The score was 100-99 -- the Timberwolves were nursing a small lead against the visiting Pacers, in one of the NBA calendar's less enthralling matchups.

Minnesota forward Ryan Gomes kicked the ball out to an open Corey Brewer, standing behind the 3-point line.

It was cold outside. January 8 in Minnesota cold.

Brewer was cold, too. To that point, in the two-and-a- half seasons of his NBA career, he had made 22.5% of the 3-pointers he had taken.

If you make 22.5% of your shots -- any kind of shots -- coaches tend to ask you to stop shooting those shots. And by and large, Brewer had. A huge percentage of those attempts were end-of-quarter heaves. A lot of NBA players won't take those, precisely because they screw up your shooting percentage. But Brewer's a gamer, a two-time NCAA champion. He's never-say-die. He'll shoot full-court. His teammates know it too. So he shoots a lot of them. Which means his shooting was not quite as bad as it seemed. But it was bad.

He caught the ball from Gomes, and fired away. And nailed it. The Timberwolves went up by four, and went on to win, despite a Brewer miss from downtown moments later.

What nobody could have known, however, was that in that little moment, evidently something changed for Corey Brewer.
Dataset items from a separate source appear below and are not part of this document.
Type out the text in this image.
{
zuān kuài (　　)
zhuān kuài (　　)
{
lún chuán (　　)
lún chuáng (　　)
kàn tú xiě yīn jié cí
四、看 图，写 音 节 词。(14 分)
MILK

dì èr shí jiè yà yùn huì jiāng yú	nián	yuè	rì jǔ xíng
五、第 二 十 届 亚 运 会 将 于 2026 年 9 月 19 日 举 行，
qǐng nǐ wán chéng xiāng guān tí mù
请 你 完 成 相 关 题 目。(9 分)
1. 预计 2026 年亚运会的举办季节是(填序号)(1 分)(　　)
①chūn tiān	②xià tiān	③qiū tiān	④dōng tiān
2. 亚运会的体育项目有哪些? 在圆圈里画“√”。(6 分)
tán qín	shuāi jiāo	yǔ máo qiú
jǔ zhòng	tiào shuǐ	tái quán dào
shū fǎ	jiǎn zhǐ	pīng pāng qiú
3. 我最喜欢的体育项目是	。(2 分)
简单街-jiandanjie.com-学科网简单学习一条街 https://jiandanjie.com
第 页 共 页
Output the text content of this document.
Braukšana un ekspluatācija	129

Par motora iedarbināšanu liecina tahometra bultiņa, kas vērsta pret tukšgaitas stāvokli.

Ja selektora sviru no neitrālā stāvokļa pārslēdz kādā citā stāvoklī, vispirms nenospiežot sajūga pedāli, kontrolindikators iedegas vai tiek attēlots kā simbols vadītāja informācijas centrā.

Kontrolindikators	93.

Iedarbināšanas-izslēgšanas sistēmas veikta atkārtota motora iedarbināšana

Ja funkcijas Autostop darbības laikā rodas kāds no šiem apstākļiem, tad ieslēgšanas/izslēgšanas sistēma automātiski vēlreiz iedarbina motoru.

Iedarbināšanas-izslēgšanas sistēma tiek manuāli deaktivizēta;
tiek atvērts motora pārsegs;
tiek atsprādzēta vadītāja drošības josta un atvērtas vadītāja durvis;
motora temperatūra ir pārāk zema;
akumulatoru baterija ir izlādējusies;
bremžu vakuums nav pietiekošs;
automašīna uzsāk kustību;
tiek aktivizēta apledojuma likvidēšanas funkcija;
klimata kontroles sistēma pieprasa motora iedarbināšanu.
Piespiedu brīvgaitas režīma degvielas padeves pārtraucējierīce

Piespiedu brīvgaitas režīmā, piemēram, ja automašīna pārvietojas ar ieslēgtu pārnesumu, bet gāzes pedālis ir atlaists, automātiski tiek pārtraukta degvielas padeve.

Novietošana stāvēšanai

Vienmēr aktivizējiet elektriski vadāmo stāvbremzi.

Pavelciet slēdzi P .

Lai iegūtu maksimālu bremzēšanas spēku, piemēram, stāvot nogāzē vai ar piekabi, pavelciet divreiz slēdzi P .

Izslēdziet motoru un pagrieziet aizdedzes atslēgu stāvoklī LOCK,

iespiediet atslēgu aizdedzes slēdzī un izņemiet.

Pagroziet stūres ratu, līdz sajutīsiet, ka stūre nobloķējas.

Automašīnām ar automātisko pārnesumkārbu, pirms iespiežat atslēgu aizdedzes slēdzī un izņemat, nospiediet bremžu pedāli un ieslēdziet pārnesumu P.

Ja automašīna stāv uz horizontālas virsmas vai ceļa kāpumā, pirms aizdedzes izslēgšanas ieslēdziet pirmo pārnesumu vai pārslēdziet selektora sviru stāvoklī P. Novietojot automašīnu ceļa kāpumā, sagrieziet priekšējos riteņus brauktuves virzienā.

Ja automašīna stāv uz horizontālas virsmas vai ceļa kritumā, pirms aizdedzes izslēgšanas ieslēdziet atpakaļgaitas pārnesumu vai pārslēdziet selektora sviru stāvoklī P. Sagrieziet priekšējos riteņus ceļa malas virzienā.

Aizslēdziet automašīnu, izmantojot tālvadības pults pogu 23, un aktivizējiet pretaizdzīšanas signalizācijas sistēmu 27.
Before that moment, in the first 130 games of his NBA career, Brewer had taken 102 3-pointers and made 23.

Since that moment, over ten games, Corey Brewer has made almost as many. He has taken 42 3-pointers, and hit 22 of them. That's an astounding 52%. One more make and he'll have more makes in three weeks than he had in his first two-plus years. And he's still firing prayers at buzzers.

Last night Brewer made four of five 3-pointers in a blowout loss to New York.

Is this kind of shooting an aberration, or genuine improvement?

Hard to say.

You don't often see bad shooters become good shooters. Last year in Los Angeles, Trevor Ariza went from essentially never making 3s, to nailing 48% of the 84 playoff 3-pointers he took, which played no small part in helping the Lakers to the title. Was that an aberration, or genuine improvement?

Probably some of both. This year, in Houston, Ariza is shooting more 3s than ever, but is hitting less than 30% of them.

Will Brewer keep hitting 3s for the long run? Who knows. But something's working right now, that's for sure.